Os cancelamentos ocorrem em meio à crise entre ministros do STF, após decisões sobre a direção-geral da Polícia Federal (PF). Na quarta-feira, Fachin suspendeu decisões de André Mendonça e Flávio Dino sobre o comando da corporação e manteve Andrei Rodrigues no cargo.
Decisões sobre a chefia da PF antecedem suspensões
Na cronologia do caso, André Mendonça havia afastado Andrei Rodrigues da direção-geral da PF em 8 de setembro. No dia seguinte, Flávio Dino determinou a reintegração do delegado. Ainda em 9 de setembro, Fachin suspendeu as decisões dos dois ministros, manteve Rodrigues na função e retirou de Alexandre de Moraes a relatoria do inquérito das fake news.
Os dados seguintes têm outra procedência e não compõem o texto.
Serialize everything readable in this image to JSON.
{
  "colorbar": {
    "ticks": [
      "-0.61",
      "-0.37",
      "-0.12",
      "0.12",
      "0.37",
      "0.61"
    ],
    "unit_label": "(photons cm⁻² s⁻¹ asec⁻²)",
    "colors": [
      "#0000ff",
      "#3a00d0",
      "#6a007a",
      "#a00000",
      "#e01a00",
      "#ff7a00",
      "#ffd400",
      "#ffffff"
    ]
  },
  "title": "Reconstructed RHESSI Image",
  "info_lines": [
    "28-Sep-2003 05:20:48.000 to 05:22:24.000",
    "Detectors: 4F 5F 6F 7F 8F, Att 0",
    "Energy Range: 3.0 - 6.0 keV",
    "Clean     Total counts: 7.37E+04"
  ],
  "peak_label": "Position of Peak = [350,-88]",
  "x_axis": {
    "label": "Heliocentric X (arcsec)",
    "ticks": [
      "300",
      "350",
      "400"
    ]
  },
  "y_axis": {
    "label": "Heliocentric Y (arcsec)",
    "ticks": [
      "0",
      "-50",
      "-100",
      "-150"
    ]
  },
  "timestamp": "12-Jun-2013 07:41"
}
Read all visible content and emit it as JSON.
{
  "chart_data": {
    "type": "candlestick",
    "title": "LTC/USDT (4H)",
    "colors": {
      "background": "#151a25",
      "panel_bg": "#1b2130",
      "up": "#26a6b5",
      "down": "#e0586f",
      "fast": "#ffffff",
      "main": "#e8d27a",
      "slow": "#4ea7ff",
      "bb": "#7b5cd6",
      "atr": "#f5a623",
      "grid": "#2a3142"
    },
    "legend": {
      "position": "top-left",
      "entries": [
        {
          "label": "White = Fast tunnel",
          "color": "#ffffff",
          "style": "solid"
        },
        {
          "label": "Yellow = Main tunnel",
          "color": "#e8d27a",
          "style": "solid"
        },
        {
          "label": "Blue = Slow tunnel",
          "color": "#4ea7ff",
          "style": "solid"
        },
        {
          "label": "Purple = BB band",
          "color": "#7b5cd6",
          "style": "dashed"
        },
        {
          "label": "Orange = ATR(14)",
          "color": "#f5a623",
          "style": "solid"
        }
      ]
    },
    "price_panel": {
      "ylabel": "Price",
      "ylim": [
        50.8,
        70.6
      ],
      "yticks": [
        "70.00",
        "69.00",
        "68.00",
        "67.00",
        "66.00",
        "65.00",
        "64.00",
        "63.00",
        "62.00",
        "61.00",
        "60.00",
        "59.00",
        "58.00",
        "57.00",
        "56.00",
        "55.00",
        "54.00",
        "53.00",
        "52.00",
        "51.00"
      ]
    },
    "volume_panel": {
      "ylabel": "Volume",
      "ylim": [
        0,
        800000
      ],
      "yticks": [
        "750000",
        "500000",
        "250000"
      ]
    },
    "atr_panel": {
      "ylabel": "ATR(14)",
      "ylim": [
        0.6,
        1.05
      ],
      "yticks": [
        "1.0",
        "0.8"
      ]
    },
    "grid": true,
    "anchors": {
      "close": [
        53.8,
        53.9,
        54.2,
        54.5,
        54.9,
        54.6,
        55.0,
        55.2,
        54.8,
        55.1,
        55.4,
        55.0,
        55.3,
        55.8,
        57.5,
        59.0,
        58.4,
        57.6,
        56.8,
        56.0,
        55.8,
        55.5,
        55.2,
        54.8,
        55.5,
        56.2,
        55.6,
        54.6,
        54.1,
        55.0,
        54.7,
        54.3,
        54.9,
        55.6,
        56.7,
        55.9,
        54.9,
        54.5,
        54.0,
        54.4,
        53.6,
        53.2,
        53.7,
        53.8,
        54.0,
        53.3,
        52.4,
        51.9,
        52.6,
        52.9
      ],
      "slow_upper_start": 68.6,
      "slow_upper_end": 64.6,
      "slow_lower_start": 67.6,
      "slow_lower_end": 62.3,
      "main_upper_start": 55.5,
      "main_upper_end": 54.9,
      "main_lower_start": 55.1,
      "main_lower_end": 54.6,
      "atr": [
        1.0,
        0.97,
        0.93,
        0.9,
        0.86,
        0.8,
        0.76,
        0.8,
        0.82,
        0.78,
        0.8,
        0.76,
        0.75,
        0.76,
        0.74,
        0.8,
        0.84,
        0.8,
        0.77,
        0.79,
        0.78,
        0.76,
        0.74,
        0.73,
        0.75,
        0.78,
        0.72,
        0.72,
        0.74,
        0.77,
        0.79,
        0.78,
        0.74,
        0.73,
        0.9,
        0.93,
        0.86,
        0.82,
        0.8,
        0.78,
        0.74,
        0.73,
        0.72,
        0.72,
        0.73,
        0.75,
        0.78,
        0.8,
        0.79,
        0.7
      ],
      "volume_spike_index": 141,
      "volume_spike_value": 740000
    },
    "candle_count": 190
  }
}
Fachin também determinou que eventuais investigações envolvendo ministros do STF passem previamente pela Presidência da Corte. As medidas reorganizaram provisoriamente as decisões sobre a chefia da PF, mas a crise institucional permanece no centro da agenda do tribunal.
Sessão de terça-feira é o próximo marco
Há uma sessão plenária prevista para terça-feira (15), quando os ministros devem analisar questões relacionadas à investigação que envolve Alexandre de Moraes e mensagens trocadas com Daniel Vorcaro. A pauta formal, o horário e o objeto processual da sessão ainda não foram divulgados em ato oficial.
Com dois plenários cancelados em dois dias, a sessão de terça-feira passa a ser o próximo momento público para medir os efeitos da crise sobre a agenda e o funcionamento do Supremo.